Kaid @ NRDCMar 28 2012 02:45 PM

Actually, I and the organization I work for, as well as the sources I cite, advocate action in all of the areas you mention (and that I hope you are working on). Every public health problem is multi-faceted and requires many solutions. This happens to be the one I am expert in, and thus where I can play a small role in bringing it to the attention of the public.

Martha McDonaldMar 28 2012 03:35 PM

Great article and charts! Dr. Richard Jackson speaks often about this same subject, and he has also written a couple of books. The most recent is Building Healthy Communities.
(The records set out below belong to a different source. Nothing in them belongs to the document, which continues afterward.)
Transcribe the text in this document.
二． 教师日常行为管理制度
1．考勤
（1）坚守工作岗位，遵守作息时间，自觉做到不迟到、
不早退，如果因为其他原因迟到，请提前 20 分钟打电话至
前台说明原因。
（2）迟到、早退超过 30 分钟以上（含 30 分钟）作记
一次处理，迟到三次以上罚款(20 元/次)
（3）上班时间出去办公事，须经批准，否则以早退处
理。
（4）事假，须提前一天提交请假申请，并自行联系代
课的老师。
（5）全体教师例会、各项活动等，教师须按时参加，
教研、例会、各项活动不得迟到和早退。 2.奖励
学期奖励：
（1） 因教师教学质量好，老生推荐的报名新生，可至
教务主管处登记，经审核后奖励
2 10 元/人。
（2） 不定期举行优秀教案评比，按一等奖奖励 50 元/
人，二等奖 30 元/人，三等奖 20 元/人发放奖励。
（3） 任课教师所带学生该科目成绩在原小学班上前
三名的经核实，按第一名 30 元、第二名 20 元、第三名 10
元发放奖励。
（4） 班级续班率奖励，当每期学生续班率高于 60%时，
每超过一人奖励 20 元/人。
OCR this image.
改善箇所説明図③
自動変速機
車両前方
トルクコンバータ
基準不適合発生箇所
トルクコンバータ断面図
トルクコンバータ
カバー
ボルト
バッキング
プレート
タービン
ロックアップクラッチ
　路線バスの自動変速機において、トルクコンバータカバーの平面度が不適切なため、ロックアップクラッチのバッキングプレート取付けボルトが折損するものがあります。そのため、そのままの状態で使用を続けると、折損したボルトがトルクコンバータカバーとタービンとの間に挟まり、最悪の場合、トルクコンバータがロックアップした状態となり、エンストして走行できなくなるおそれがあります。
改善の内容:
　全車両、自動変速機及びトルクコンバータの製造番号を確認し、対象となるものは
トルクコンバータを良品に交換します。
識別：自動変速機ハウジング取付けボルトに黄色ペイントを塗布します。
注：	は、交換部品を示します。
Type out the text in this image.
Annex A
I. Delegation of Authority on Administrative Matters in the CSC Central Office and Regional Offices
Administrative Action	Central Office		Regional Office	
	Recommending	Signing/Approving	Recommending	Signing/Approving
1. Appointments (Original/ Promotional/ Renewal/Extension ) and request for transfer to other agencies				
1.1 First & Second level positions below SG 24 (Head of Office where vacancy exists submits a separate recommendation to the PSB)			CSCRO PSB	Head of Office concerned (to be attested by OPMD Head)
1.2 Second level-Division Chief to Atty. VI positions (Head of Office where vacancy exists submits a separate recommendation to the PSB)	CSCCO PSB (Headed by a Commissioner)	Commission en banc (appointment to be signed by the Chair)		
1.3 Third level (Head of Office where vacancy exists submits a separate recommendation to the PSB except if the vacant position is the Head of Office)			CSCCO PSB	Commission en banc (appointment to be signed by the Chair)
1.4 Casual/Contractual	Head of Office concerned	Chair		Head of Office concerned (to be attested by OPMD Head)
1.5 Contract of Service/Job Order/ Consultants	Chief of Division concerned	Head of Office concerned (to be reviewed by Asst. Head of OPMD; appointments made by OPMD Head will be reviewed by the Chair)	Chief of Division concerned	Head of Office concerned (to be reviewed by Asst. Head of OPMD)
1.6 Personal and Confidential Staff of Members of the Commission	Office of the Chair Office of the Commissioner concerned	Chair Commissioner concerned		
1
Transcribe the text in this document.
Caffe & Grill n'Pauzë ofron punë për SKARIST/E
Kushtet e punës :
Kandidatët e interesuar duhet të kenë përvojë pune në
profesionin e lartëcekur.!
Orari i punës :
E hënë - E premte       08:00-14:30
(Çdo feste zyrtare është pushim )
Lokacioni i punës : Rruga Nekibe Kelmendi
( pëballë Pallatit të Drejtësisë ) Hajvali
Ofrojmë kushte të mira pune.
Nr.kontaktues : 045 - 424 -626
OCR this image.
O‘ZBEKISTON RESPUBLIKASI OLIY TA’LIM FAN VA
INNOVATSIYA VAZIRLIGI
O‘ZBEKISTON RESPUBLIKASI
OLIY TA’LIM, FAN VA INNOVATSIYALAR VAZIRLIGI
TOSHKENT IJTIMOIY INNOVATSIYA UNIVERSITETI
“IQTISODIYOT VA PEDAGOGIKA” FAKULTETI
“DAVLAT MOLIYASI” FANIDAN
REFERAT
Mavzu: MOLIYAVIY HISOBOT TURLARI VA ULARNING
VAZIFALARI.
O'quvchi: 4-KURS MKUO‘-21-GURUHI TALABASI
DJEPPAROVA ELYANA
Kaid @ NRDCMar 28 2012 04:02 PM

Thanks. Actually, I think Dick's newest book is called Designing Healthy Communities.

AlitaMar 29 2012 09:15 AM

I heartily agree with the overall spirit of this blog entry. I *definitely* agree that we as a nation are getting heavier and more unhealthy and that the physical environment is a key part of that. Heck, I used to live in a very dense Seattle neighborhood (didn't even own a car!) and now find myself in a town in North Carolina with no crossing signals or crosswalks, and it sucks. I have to drive to get somewhere where I can go running, and that's sad.

I only have one tiny quibble: I believe that the "the U.S. rise in obesity from 1994 to 2008" graphic at the top should come with the acknowledgment that BMI categories were recalculated in 1998, thereby making many people "overweight" almost overnight. The graphic does not mention BMI, but it relies on CDC data and therefore, I assume, is based on BMI rates for each state.